You’re not always going to be given a chance in the hearing to tell your side of the story. Regardless of how cooperative you are or how patiently you explain your position, the Members still might not hear – or might not want to hear – what you’re saying. That makes having the right alternative channels for messaging all the more important.
Doesn’t speaking up carry its own set of risks?
It can definitely incentivize the Committee to go after you and create a little bit more of a circus atmosphere. And obviously the media tend to focus on contested, vitriolic hearings.
Of course, the ideal outcome is figuring out how to get your message out in a way that’s not going to antagonize them. But I have had clients achieve better results by pushing back a bit, speaking out.
Committee investigations have been perceived as little more than political theater. Is that fair?
There’s no question that there’s a political overlay to many investigations and hearings. But most are more bipartisan than people realize, and they often break important ground. It’s the ones where the subject matter or the people involved are polarizing that take on more theatrical aspects.
Are there Committees or Members who are particularly adept investigators?
The Senate Special Committee on Aging has done probing investigations in recent years, largely because the Chair and Ranking Member collaborate. The Permanent Subcommittee on Investigations in the Senate and the Committee on Oversight and Government Reform in the House both have broad power and storied histories. You would not want either of them investigating you.

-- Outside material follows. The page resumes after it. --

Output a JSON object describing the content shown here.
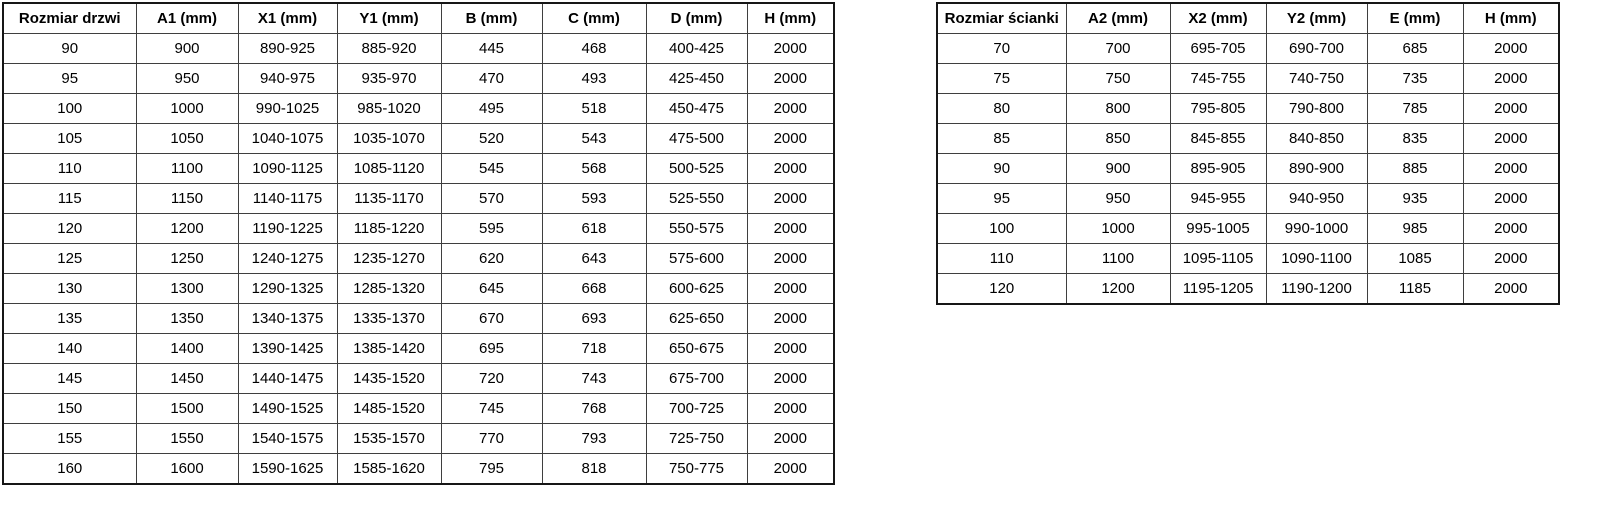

Senator Elizabeth Warren from Massachusetts is unique in that she employs her own investigative team, separate from any Committee.
What does success look like when you’re being investigated?
Aside from making sure the investigation runs its course as fairly as possible, it’s very circumstance-dependent. Success might be avoiding testimony or not appearing in the Committee’s report. Occasionally, that’s doable. If, for instance, the Committee casts a wide net and investigates 20 or 30 companies, you know each one won’t testify.
But in an investigation where the Committee focuses on, say, three companies, success might be remaining as uninteresting as possible.
While it can be hard to avoid criticism entirely, the right strategy can simply be taking steps to avoid being singled out in a report or at a hearing. The Committee looks at you and says, “Yeah, all right, they’re just like the rest of ’em.”
What about in situations you know are going to be hostile?
If you know an investigation is almost certainly going to produce a scathing report, success can be simply tempering that. At a hearing, you can look to make your points through your answers, or find ways for the report to take a more balanced view.
But you also can inject balance through your opening statement and your media relations efforts. Even though you know it’s not going to be a headline, if your message is in an article and it’s cogent, it could be enough to make a reader stop and say, “Hey, there are two sides to this story.”
A Partner in the Washington, DC office of law firm Gibson, Dunn & Crutcher, Michael Bopp chairs both the firm’s Congressional Investigations Subgroup and its Public Policy Practice Group. Previously, he spent 12 years running investigations in Congress.
The law firm of Gibson, Dunn & Crutcher employs more than 1,200 lawyers in 19 offices throughout the US, Europe, the Middle East, Asia and South America.
Kevin Bailey, a Partner in Brunswick’s Washington, DC office, focuses on litigation and crisis communications. Prior to joining Brunswick, he served as BP’s head Washington lawyer.